The results? Canada's Trade Confidence Index (TCI) score fell to its lowest level in EDC history.
Given the financial crises that accelerated this past November, it's no surprise that exporters were pessimistic about all aspects of their future sales potential. Unlike the previous 5 years, exporters suffered the biggest single drop in confidence for domestic demand. Export businesses often generate additional revenues from sales at home. Looking forward in 2009, 57% of survey respondents expect that Canadian market demand will fall.

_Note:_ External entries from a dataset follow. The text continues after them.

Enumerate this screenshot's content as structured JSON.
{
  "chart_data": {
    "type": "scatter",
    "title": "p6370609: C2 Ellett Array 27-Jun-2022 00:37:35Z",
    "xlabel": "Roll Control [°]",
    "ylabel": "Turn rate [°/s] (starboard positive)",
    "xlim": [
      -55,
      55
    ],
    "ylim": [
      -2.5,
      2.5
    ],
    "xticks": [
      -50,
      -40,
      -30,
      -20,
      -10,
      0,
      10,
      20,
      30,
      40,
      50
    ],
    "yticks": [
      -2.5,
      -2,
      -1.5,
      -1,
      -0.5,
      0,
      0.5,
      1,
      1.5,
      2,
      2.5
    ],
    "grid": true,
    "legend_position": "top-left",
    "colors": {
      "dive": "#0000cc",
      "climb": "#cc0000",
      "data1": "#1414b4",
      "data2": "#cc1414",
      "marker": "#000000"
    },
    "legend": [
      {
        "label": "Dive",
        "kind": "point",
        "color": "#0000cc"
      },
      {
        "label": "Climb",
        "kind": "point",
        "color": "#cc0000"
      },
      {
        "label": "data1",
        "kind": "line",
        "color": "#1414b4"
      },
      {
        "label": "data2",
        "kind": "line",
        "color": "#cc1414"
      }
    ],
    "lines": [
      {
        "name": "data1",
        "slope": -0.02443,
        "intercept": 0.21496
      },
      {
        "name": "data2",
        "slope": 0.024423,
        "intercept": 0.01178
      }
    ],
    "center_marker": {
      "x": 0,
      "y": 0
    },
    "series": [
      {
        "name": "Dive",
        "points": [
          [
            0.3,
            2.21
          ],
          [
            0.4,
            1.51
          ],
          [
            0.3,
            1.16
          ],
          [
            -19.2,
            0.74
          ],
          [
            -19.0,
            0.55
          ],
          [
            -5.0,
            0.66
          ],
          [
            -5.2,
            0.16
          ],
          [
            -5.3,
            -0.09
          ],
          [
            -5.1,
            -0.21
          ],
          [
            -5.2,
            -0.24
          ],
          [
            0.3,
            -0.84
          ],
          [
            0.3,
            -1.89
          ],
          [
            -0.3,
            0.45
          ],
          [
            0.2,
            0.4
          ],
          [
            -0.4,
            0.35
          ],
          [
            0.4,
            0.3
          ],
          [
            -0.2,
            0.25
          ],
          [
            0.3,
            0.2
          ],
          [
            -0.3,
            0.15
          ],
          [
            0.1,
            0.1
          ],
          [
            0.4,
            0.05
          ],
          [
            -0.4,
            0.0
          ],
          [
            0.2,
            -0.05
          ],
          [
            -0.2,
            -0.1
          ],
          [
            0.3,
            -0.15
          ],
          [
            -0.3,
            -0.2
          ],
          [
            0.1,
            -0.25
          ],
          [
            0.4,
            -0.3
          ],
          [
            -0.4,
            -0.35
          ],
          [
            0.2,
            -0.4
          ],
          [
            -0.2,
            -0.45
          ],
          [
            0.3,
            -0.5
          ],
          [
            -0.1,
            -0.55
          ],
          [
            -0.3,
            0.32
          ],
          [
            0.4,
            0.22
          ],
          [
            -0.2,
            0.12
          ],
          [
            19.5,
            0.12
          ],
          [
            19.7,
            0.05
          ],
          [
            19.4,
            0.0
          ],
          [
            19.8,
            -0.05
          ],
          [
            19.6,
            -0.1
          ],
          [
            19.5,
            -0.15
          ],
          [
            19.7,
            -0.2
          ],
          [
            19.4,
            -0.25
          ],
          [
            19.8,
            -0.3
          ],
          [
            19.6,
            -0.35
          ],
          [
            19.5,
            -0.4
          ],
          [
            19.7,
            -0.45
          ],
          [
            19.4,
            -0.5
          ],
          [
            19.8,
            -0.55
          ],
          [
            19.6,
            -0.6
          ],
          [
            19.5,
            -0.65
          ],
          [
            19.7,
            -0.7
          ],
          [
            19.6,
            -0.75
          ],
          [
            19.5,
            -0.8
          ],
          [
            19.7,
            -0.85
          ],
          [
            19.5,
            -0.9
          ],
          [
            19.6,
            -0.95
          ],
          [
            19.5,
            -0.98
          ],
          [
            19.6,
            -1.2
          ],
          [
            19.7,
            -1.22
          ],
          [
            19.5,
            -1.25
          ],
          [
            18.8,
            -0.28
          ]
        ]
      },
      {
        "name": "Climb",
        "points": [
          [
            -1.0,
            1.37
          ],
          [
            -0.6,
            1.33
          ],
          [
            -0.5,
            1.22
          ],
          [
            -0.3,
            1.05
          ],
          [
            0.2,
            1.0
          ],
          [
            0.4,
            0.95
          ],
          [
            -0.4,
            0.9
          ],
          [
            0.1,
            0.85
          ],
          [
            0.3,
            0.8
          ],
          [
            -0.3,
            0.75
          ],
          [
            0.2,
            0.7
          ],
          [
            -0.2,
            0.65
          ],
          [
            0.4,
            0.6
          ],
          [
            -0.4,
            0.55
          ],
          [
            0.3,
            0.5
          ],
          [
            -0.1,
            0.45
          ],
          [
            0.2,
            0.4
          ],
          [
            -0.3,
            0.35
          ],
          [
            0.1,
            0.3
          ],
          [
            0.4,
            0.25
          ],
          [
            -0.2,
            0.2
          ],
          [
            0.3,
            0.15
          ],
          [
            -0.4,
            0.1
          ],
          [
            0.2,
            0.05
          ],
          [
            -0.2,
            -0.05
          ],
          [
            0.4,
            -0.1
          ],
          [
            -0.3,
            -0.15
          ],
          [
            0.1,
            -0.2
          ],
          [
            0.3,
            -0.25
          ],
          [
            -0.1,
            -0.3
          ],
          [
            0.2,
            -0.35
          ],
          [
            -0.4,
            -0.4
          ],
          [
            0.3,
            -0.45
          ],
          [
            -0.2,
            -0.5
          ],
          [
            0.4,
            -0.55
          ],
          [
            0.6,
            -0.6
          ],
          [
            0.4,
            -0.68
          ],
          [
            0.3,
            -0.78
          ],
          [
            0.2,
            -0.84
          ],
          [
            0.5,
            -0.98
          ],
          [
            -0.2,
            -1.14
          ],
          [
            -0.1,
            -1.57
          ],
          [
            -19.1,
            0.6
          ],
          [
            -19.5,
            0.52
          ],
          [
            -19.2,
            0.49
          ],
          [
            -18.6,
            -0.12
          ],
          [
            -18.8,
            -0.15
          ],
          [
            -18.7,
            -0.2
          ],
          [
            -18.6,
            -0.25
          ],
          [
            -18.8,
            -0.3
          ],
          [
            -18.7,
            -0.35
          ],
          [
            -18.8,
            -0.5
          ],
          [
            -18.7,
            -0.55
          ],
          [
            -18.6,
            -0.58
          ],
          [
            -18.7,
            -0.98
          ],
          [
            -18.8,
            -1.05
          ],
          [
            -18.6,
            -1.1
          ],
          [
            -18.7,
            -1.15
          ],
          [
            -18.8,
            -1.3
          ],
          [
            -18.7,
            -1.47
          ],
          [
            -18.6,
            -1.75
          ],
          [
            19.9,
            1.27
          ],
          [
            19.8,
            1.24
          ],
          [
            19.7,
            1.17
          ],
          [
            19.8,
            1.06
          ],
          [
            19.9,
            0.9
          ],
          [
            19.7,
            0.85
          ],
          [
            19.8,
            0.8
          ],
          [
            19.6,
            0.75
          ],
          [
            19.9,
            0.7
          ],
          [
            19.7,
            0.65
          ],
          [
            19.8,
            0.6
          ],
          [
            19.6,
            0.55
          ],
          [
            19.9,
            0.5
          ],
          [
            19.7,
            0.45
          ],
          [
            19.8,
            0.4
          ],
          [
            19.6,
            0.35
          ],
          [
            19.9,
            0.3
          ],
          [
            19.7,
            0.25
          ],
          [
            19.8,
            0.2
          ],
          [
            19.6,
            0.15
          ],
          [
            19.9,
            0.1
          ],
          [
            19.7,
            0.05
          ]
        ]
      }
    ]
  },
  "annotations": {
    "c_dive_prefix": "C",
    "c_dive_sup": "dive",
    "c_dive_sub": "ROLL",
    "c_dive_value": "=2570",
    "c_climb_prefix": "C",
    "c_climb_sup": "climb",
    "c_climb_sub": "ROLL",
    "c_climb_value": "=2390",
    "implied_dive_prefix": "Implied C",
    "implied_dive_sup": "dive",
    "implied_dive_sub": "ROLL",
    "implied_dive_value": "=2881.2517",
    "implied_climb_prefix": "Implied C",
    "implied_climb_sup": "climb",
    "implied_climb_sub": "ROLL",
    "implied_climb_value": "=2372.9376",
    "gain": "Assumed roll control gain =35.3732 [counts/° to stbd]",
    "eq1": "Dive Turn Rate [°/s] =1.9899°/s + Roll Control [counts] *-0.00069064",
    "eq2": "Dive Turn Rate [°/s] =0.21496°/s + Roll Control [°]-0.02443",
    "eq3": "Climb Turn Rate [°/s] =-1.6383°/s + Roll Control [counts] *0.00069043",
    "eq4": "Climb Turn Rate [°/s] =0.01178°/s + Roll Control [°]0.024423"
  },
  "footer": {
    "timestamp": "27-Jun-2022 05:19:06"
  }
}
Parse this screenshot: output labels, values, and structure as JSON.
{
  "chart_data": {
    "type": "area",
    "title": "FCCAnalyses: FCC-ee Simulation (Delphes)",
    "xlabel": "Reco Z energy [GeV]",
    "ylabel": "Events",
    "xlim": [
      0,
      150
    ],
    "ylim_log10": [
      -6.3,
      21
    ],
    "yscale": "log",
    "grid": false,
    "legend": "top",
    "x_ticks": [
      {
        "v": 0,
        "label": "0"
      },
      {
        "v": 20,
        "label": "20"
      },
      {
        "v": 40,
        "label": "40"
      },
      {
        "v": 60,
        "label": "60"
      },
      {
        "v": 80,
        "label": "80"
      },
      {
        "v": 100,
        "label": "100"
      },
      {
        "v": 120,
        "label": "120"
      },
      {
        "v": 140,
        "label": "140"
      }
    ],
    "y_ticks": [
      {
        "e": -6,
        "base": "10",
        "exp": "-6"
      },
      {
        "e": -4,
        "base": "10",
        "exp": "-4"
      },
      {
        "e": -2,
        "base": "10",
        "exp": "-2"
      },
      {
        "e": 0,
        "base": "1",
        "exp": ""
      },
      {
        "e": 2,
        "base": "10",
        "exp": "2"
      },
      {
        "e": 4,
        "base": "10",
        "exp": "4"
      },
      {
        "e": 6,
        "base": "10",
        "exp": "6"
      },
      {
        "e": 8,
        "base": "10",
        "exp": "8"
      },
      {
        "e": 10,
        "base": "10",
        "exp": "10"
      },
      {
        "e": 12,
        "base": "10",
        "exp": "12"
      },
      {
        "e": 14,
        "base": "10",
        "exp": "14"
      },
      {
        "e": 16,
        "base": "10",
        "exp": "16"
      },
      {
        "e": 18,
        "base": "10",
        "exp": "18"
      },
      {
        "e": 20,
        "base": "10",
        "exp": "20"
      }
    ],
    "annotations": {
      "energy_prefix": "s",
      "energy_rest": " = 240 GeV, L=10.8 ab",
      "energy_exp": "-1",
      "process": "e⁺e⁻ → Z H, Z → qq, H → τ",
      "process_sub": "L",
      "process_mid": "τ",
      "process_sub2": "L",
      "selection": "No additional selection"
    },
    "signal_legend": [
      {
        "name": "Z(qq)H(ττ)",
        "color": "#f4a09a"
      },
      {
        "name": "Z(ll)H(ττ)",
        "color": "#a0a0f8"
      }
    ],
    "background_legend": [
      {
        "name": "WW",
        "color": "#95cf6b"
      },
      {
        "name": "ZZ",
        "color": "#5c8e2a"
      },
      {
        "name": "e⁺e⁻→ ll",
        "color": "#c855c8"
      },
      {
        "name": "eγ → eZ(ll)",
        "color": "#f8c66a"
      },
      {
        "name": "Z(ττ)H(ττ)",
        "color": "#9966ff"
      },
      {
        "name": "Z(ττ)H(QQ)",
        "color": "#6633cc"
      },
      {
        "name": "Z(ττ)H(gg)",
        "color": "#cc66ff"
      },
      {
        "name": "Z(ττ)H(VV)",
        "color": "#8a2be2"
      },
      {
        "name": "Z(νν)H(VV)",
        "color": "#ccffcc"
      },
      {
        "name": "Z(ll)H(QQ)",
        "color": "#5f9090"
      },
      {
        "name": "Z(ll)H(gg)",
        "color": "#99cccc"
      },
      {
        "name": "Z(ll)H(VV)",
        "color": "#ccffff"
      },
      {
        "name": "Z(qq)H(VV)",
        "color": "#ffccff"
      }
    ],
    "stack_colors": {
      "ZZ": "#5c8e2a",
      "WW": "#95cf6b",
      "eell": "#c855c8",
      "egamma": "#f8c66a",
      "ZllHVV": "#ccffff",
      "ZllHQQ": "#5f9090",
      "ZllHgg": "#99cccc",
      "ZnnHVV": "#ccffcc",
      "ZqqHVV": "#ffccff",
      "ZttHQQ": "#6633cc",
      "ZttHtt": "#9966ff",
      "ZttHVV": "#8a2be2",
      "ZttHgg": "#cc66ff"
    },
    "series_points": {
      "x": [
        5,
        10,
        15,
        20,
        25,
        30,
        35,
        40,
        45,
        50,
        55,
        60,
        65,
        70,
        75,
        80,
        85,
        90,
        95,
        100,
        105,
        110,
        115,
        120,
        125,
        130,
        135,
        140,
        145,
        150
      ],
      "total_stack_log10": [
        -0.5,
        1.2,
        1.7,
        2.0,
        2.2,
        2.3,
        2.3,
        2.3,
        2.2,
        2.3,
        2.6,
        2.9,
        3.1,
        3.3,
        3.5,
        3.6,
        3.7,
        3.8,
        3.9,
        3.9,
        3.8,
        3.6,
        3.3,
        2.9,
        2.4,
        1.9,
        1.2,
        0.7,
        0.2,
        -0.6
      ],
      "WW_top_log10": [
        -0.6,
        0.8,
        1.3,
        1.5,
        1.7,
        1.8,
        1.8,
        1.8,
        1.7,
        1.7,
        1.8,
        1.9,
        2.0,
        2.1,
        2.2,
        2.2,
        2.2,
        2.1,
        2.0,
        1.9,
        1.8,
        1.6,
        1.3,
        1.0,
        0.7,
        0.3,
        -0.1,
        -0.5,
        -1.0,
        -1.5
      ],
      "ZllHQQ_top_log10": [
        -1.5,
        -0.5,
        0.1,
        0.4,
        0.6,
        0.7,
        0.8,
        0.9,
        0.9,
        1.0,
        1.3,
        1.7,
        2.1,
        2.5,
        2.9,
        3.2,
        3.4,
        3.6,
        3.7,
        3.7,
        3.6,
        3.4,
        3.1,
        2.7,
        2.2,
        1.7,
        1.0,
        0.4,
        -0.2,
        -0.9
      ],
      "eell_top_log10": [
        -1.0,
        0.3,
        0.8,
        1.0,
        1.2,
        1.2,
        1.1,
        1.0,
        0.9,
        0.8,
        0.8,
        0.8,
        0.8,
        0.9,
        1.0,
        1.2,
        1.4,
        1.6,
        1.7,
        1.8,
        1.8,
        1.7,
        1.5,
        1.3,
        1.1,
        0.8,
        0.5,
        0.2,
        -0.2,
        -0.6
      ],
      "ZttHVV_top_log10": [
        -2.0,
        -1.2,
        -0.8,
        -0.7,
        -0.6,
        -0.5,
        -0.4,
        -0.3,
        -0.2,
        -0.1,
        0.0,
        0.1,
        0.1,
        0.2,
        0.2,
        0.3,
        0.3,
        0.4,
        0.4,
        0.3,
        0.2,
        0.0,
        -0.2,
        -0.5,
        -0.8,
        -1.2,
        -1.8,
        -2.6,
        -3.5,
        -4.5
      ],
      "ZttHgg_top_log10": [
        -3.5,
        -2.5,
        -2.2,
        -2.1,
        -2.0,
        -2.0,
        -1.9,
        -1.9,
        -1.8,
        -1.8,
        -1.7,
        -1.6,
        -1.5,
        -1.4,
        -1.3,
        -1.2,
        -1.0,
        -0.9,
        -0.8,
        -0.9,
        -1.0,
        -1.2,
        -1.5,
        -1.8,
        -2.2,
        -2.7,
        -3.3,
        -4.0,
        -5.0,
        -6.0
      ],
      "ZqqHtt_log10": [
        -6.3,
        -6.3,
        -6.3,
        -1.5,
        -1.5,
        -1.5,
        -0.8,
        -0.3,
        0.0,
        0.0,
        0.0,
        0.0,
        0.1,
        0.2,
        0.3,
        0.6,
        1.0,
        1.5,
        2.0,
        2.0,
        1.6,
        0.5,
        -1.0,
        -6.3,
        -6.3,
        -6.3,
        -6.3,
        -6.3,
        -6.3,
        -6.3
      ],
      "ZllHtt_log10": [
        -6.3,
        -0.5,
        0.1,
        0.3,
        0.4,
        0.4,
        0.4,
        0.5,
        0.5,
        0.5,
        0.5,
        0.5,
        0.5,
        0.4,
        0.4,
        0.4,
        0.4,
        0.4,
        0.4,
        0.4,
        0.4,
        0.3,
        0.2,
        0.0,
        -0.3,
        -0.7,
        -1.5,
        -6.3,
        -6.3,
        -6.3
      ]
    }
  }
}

In addition, 25% of survey participants were also gloomy about short-term export sales. Even though 39% of participants were upbeat about selling more exports, that percentage is 8% lower than just 6 months earlier in 2008.
The most troubling survey finding is that 64% Canadian exporters visualize a worsening global economy. Perhaps this comes down to "if America sneezes, the rest of the world catches a cold."
But there is a silver lining for Canada even if anemic sales growth in more traditional markets like the U.S. is expected to continue. Perhaps because of recent double-digit export gains, one-third of Canadian exporters expect improved opportunities to sell to emerging markets like China, Brazil, India and Eastern Europe.
If Canada can build on its comparative advantages in resources from clean water to uranium as well as in information and communication technology, the Great White North is on its way to even greater long-term trade success.